Cultural appropriation is defined as “the adoption or use of elements of one culture by members of a different culture.
This white student was stopped in a hallway by a black peer and aggressively “schooled” on the so-called history of locs. Is he guilty of cultural appropriation for choosing to wear his hair this way?
First, let’s start with what dreadlocks are…. Dreadlocks are also commonly referred to as locks, a ras, dreads, or Jata (which is Hindi). These terms are used to describe a hair style consisting of matted coils of hair.
Who wears dreadlocks? Dreadlocks are very often associated with the Rastafarian movement, a spiritual movement that occurred in Jamaica during the 1930s. However, people of many ethnic groups (eg. the Hamatic people of East Africa; the Sadhus of Nepal, India; the Maori people of New Zealand; the medieval Irish warriors and Greek Spartan warriors, etc.) have been known to have worn dreadlocks throughout history. Nowadays, dreadlocks continue to cross racial borders. A quick Google image search will show that Africans/African-Americans, Caucasians, South Asians, Asians, and so on choose to rock this so-called hair style present day.

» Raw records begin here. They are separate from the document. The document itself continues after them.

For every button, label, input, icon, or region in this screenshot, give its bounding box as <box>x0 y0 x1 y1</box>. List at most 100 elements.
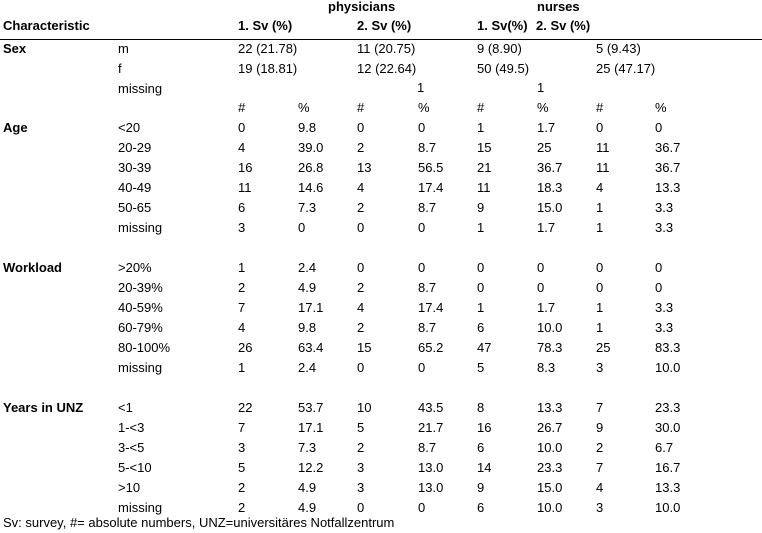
table-cell: 50 (49.5) <box>477 61 530 76</box>
table-cell: 13 <box>357 160 372 175</box>
table-cell: 1.7 <box>537 220 556 235</box>
table-cell: 6 <box>477 320 485 335</box>
subheader-cell: % <box>655 100 667 115</box>
table-cell: 1 <box>477 220 485 235</box>
table-cell: 8.7 <box>418 140 437 155</box>
table-cell: 7 <box>238 420 246 435</box>
table-cell: 19 (18.81) <box>238 61 298 76</box>
table-cell: 11 (20.75) <box>357 41 416 56</box>
table-cell-category: >10 <box>118 480 141 495</box>
table-cell: 26 <box>238 340 253 355</box>
table-cell: 16.7 <box>655 460 681 475</box>
table-cell: 0 <box>537 280 545 295</box>
table-cell: 13.3 <box>655 480 681 495</box>
table-cell: 0 <box>418 220 426 235</box>
table-cell: 2 <box>238 280 246 295</box>
table-cell-category: 80-100% <box>118 340 171 355</box>
table-cell: 83.3 <box>655 340 681 355</box>
group-label-physicians: physicians <box>328 0 396 14</box>
table-cell: 1 <box>417 80 425 95</box>
table-cell: 15 <box>357 340 372 355</box>
table-cell: 3 <box>238 440 246 455</box>
table-cell-category: 20-29 <box>118 140 152 155</box>
table-cell: 1.7 <box>537 300 556 315</box>
table-cell: 10.0 <box>537 500 563 515</box>
table-cell: 4 <box>238 140 246 155</box>
table-cell: 12.2 <box>298 460 324 475</box>
table-cell: 9 <box>477 200 485 215</box>
table-cell: 0 <box>418 260 426 275</box>
table-cell: 1 <box>596 320 604 335</box>
table-cell: 21 <box>477 160 492 175</box>
table-cell-category: 5-<10 <box>118 460 152 475</box>
table-cell: 7 <box>596 460 604 475</box>
table-cell: 16 <box>238 160 253 175</box>
table-cell: 9 <box>477 480 485 495</box>
table-cell: 2 <box>357 280 365 295</box>
table-cell: 65.2 <box>418 340 444 355</box>
table-cell: 53.7 <box>298 400 324 415</box>
table-cell: 0 <box>298 220 306 235</box>
table-cell: 8.3 <box>537 360 556 375</box>
table-cell: 26.7 <box>537 420 563 435</box>
table-cell: 3 <box>357 460 365 475</box>
section-label: Years in UNZ <box>3 400 84 415</box>
table-cell: 11 <box>596 140 610 155</box>
table-cell-category: missing <box>118 360 163 375</box>
table-cell: 5 <box>477 360 485 375</box>
table-cell: 3 <box>238 220 246 235</box>
table-cell: 7 <box>238 300 246 315</box>
table-cell: 4.9 <box>298 480 317 495</box>
table-cell: 13.0 <box>418 460 444 475</box>
table-cell: 17.4 <box>418 180 444 195</box>
table-cell: 36.7 <box>655 160 681 175</box>
table-cell-category: m <box>118 41 129 56</box>
table-cell: 15.0 <box>537 480 563 495</box>
table-cell: 5 <box>357 420 365 435</box>
table-cell: 5 (9.43) <box>596 41 641 56</box>
table-cell: 13.0 <box>418 480 444 495</box>
table-cell-category: 20-39% <box>118 280 163 295</box>
table-cell: 78.3 <box>537 340 563 355</box>
subheader-cell: % <box>418 100 430 115</box>
table-cell: 0 <box>477 280 485 295</box>
table-cell: 36.7 <box>537 160 563 175</box>
table-cell: 17.1 <box>298 300 324 315</box>
table-cell: 43.5 <box>418 400 444 415</box>
col-header-phys-sv2: 2. Sv (%) <box>357 18 412 33</box>
table-cell: 10.0 <box>537 440 563 455</box>
table-cell-category: missing <box>118 500 163 515</box>
table-cell: 5 <box>238 460 246 475</box>
table-cell: 1 <box>477 120 485 135</box>
table-cell: 11 <box>477 180 491 195</box>
table-cell: 2 <box>238 480 246 495</box>
table-cell: 2 <box>357 440 365 455</box>
table-cell: 18.3 <box>537 180 563 195</box>
table-cell: 3 <box>596 500 604 515</box>
table-cell-category: 40-49 <box>118 180 152 195</box>
table-cell: 1 <box>238 260 246 275</box>
table-cell: 9 (8.90) <box>477 41 522 56</box>
table-cell: 25 (47.17) <box>596 61 656 76</box>
table-cell: 2 <box>238 500 246 515</box>
table-cell-category: <20 <box>118 120 141 135</box>
table-cell: 3 <box>357 480 365 495</box>
table-cell: 0 <box>537 260 545 275</box>
table-cell: 23.3 <box>537 460 563 475</box>
table-cell-category: 60-79% <box>118 320 163 335</box>
table-cell: 4 <box>596 180 604 195</box>
table-cell: 0 <box>357 220 365 235</box>
col-header-nurse-sv2: 2. Sv (%) <box>536 18 591 33</box>
table-cell: 0 <box>477 260 485 275</box>
table-cell: 0 <box>596 120 604 135</box>
table-cell: 2 <box>357 200 365 215</box>
table-cell: 17.1 <box>298 420 324 435</box>
table-cell: 11 <box>596 160 610 175</box>
table-cell: 21.7 <box>418 420 444 435</box>
table-cell: 2.4 <box>298 360 317 375</box>
section-label: Workload <box>3 260 62 275</box>
table-cell: 7.3 <box>298 440 317 455</box>
table-cell: 4.9 <box>298 280 317 295</box>
table-cell: 25 <box>537 140 552 155</box>
section-label: Age <box>3 120 28 135</box>
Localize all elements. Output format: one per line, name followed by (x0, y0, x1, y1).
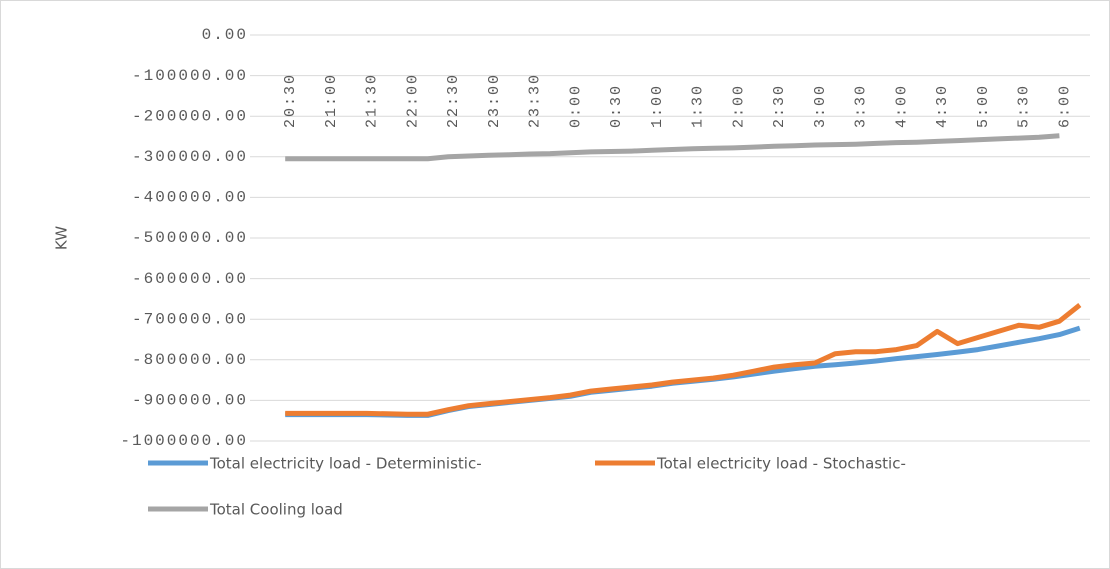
legend-label: Total electricity load - Deterministic- (209, 455, 482, 473)
x-tick-label: 4:30 (934, 84, 951, 128)
y-tick-label: -600000.00 (132, 270, 248, 288)
x-tick-label: 0:30 (608, 84, 625, 128)
x-tick-label: 5:00 (975, 84, 992, 128)
series-line (285, 133, 1060, 162)
y-tick-label: -100000.00 (132, 67, 248, 85)
y-tick-label: -800000.00 (132, 351, 248, 369)
x-tick-label: 20:30 (282, 73, 299, 128)
legend-label: Total Cooling load (209, 501, 343, 519)
y-tick-label: -900000.00 (132, 392, 248, 410)
x-tick-label: 21:00 (323, 73, 340, 128)
y-tick-label: -500000.00 (132, 229, 248, 247)
x-tick-label: 1:30 (690, 84, 707, 128)
y-tick-label: -700000.00 (132, 310, 248, 328)
series-line (285, 303, 1082, 417)
x-tick-label: 0:00 (567, 84, 584, 128)
x-tick-label: 21:30 (364, 73, 381, 128)
y-tick-label: -400000.00 (132, 189, 248, 207)
x-tick-label: 3:30 (853, 84, 870, 128)
x-tick-label: 1:00 (649, 84, 666, 128)
x-tick-label: 22:30 (445, 73, 462, 128)
x-tick-label: 3:00 (812, 84, 829, 128)
x-tick-label: 23:00 (486, 73, 503, 128)
x-tick-label: 2:30 (771, 84, 788, 128)
x-tick-label: 22:00 (404, 73, 421, 128)
y-tick-label: -1000000.00 (120, 432, 248, 450)
y-tick-label: -300000.00 (132, 148, 248, 166)
x-tick-label: 2:00 (730, 84, 747, 128)
y-axis-label: KW (53, 226, 71, 250)
x-tick-label: 5:30 (1016, 84, 1033, 128)
x-tick-label: 23:30 (527, 73, 544, 128)
legend-label: Total electricity load - Stochastic- (656, 455, 906, 473)
x-tick-label: 4:00 (893, 84, 910, 128)
y-tick-label: 0.00 (202, 26, 248, 44)
x-tick-label: 6:00 (1056, 84, 1073, 128)
y-tick-label: -200000.00 (132, 107, 248, 125)
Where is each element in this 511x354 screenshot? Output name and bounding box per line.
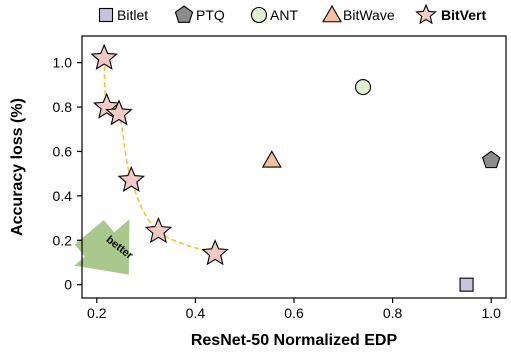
legend-marker-bitvert [415, 3, 437, 25]
y-tick-label: 1.0 [53, 55, 73, 71]
legend-label-bitvert: BitVert [441, 7, 486, 23]
legend-label-ptq: PTQ [196, 7, 225, 23]
y-tick-label: 0.2 [53, 232, 73, 248]
plot-area: better 0.2 0.4 0.6 0.8 1.0 0 0.2 0.4 0.6 0.8 1.0 [53, 35, 507, 321]
x-tick-label: 0.6 [284, 305, 304, 321]
y-tick-label: 0.6 [53, 143, 73, 159]
y-tick-label: 0.4 [53, 188, 73, 204]
legend-marker-ant [250, 6, 268, 24]
x-tick-label: 0.8 [383, 305, 403, 321]
better-arrow-annotation: better [74, 219, 136, 275]
plot-frame [81, 35, 507, 299]
legend-marker-bitlet [98, 7, 114, 23]
y-tick-label: 0.8 [53, 99, 73, 115]
data-point-bitvert [201, 239, 229, 266]
data-point-bitwave [261, 150, 282, 168]
data-point-bitvert [117, 165, 146, 192]
x-tick-label: 0.4 [186, 305, 206, 321]
data-point-bitvert [90, 43, 118, 70]
data-point-bitvert [144, 216, 173, 244]
data-point-ptq [482, 150, 501, 169]
legend-marker-ptq [174, 5, 194, 23]
legend-label-bitlet: Bitlet [117, 7, 148, 23]
x-tick-label: 0.2 [87, 305, 107, 321]
x-axis-title: ResNet-50 Normalized EDP [191, 332, 398, 349]
y-axis-ticks: 0 0.2 0.4 0.6 0.8 1.0 [53, 55, 82, 293]
data-markers [90, 43, 501, 292]
y-axis-title: Accuracy loss (%) [9, 98, 26, 236]
legend: Bitlet PTQ ANT BitWave BitVert [98, 3, 486, 25]
legend-label-bitwave: BitWave [343, 7, 395, 23]
better-arrow-shape [74, 219, 130, 275]
legend-marker-bitwave [322, 4, 342, 23]
data-point-bitlet [459, 277, 474, 292]
data-point-ant [354, 79, 372, 96]
x-axis-ticks: 0.2 0.4 0.6 0.8 1.0 [87, 298, 501, 321]
y-tick-label: 0 [64, 277, 72, 293]
data-point-bitvert [105, 99, 133, 126]
x-tick-label: 1.0 [481, 305, 501, 321]
legend-label-ant: ANT [270, 7, 298, 23]
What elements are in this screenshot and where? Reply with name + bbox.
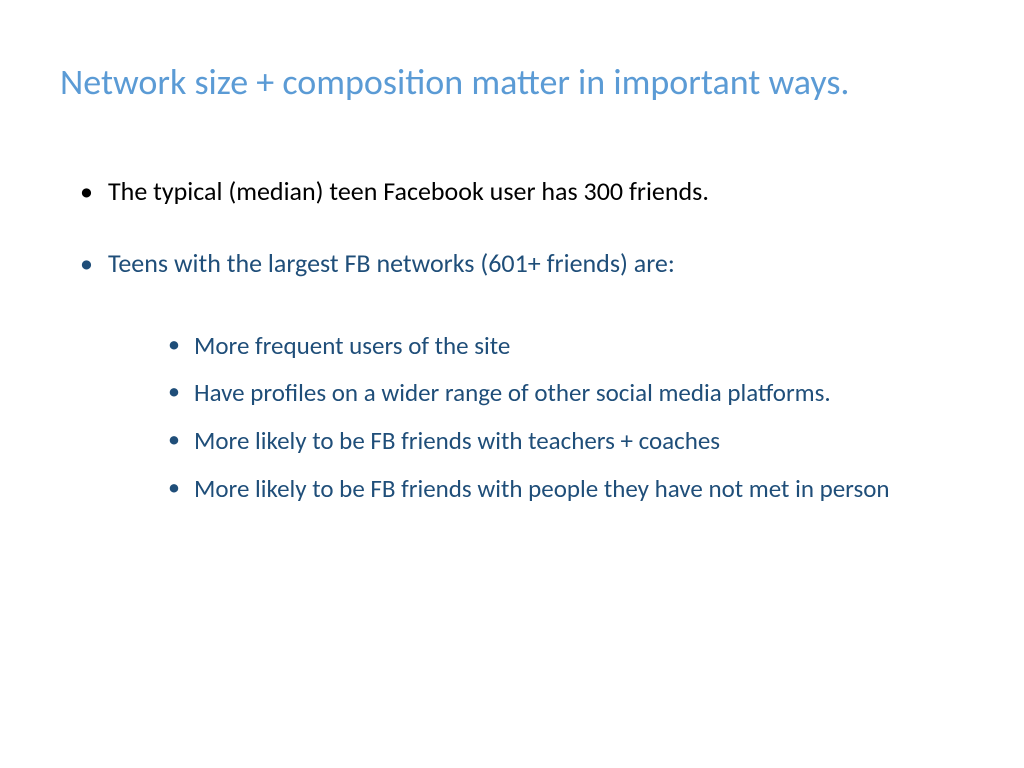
sub-bullet-text: More likely to be FB friends with teache… (194, 425, 720, 456)
sub-bullet-text: More frequent users of the site (194, 330, 510, 361)
slide-title: Network size + composition matter in imp… (60, 60, 964, 105)
bullet-list: The typical (median) teen Facebook user … (60, 175, 964, 506)
sub-bullet-item: More frequent users of the site (168, 329, 964, 363)
bullet-item: The typical (median) teen Facebook user … (80, 175, 964, 209)
sub-bullet-item: Have profiles on a wider range of other … (168, 376, 964, 410)
bullet-text: The typical (median) teen Facebook user … (108, 175, 709, 207)
sub-bullet-item: More likely to be FB friends with teache… (168, 424, 964, 458)
sub-bullet-list: More frequent users of the site Have pro… (108, 329, 964, 506)
sub-bullet-item: More likely to be FB friends with people… (168, 472, 964, 506)
bullet-text: Teens with the largest FB networks (601+… (108, 247, 675, 279)
bullet-item: Teens with the largest FB networks (601+… (80, 247, 964, 506)
sub-bullet-text: Have profiles on a wider range of other … (194, 377, 831, 408)
sub-bullet-text: More likely to be FB friends with people… (194, 473, 890, 504)
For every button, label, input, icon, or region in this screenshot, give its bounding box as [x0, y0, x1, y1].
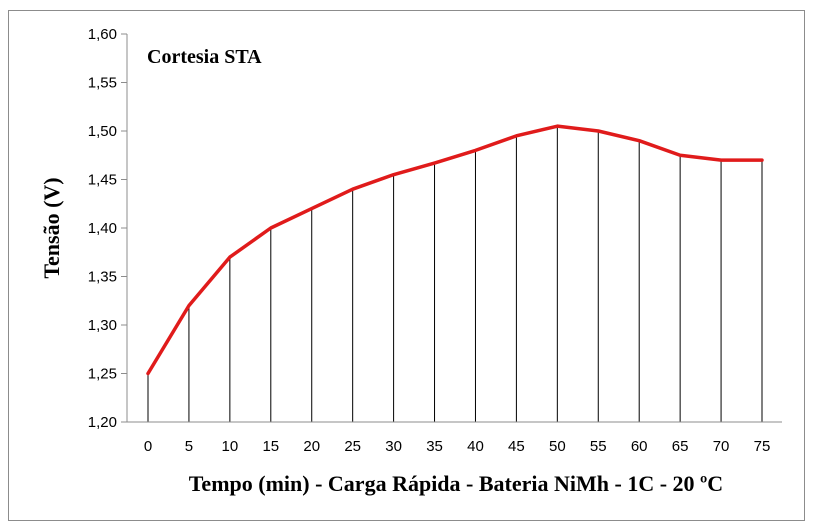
x-tick-label: 25	[344, 438, 361, 455]
x-tick-label: 40	[467, 438, 484, 455]
y-axis-label: Tensão (V)	[39, 177, 64, 278]
x-tick-label: 45	[508, 438, 525, 455]
x-axis-label: Tempo (min) - Carga Rápida - Bateria NiM…	[189, 471, 723, 496]
x-tick-label: 0	[144, 438, 152, 455]
x-tick-label: 5	[185, 438, 193, 455]
x-tick-label: 15	[262, 438, 279, 455]
x-tick-label: 35	[426, 438, 443, 455]
y-tick-label: 1,55	[88, 75, 117, 92]
y-tick-label: 1,35	[88, 269, 117, 286]
x-tick-label: 70	[713, 438, 730, 455]
y-tick-label: 1,60	[88, 26, 117, 43]
x-tick-label: 10	[222, 438, 239, 455]
x-tick-label: 55	[590, 438, 607, 455]
axes	[121, 33, 782, 423]
y-tick-label: 1,40	[88, 220, 117, 237]
x-tick-label: 60	[631, 438, 648, 455]
y-tick-label: 1,25	[88, 366, 117, 383]
y-tick-label: 1,20	[88, 414, 117, 431]
x-tick-label: 30	[385, 438, 402, 455]
y-tick-label: 1,45	[88, 172, 117, 189]
x-tick-labels: 0 5 10 15 20 25 30 35 40 45 50 55 60 65 70 75	[144, 438, 771, 455]
x-tick-label: 20	[303, 438, 320, 455]
chart-annotation: Cortesia STA	[147, 46, 262, 68]
y-tick-labels: 1,20 1,25 1,30 1,35 1,40 1,45 1,50 1,55 1,60	[88, 26, 117, 431]
y-tick-label: 1,30	[88, 317, 117, 334]
chart-frame	[8, 10, 805, 521]
x-tick-label: 65	[672, 438, 689, 455]
x-tick-label: 50	[549, 438, 566, 455]
x-tick-label: 75	[754, 438, 771, 455]
y-tick-label: 1,50	[88, 123, 117, 140]
drop-lines	[147, 126, 763, 422]
series-line	[146, 124, 764, 376]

The method used to form dreadlocks will vary depending on the texture of your hair, but the end result is usually the same – twisted/matted ropes of hair.
Many people now wear them as a style that has little to do with their religious or ethnic background.
When tradition gets merged with fashion it’s hard to tell when cultural appropriation is actually occurring. One thing’s for sure, however. This young lady (regardless of whether she found his hairstyle offensive) is out of order for verbally harassing this young man and putting her hands on him based on his physical appearance alone.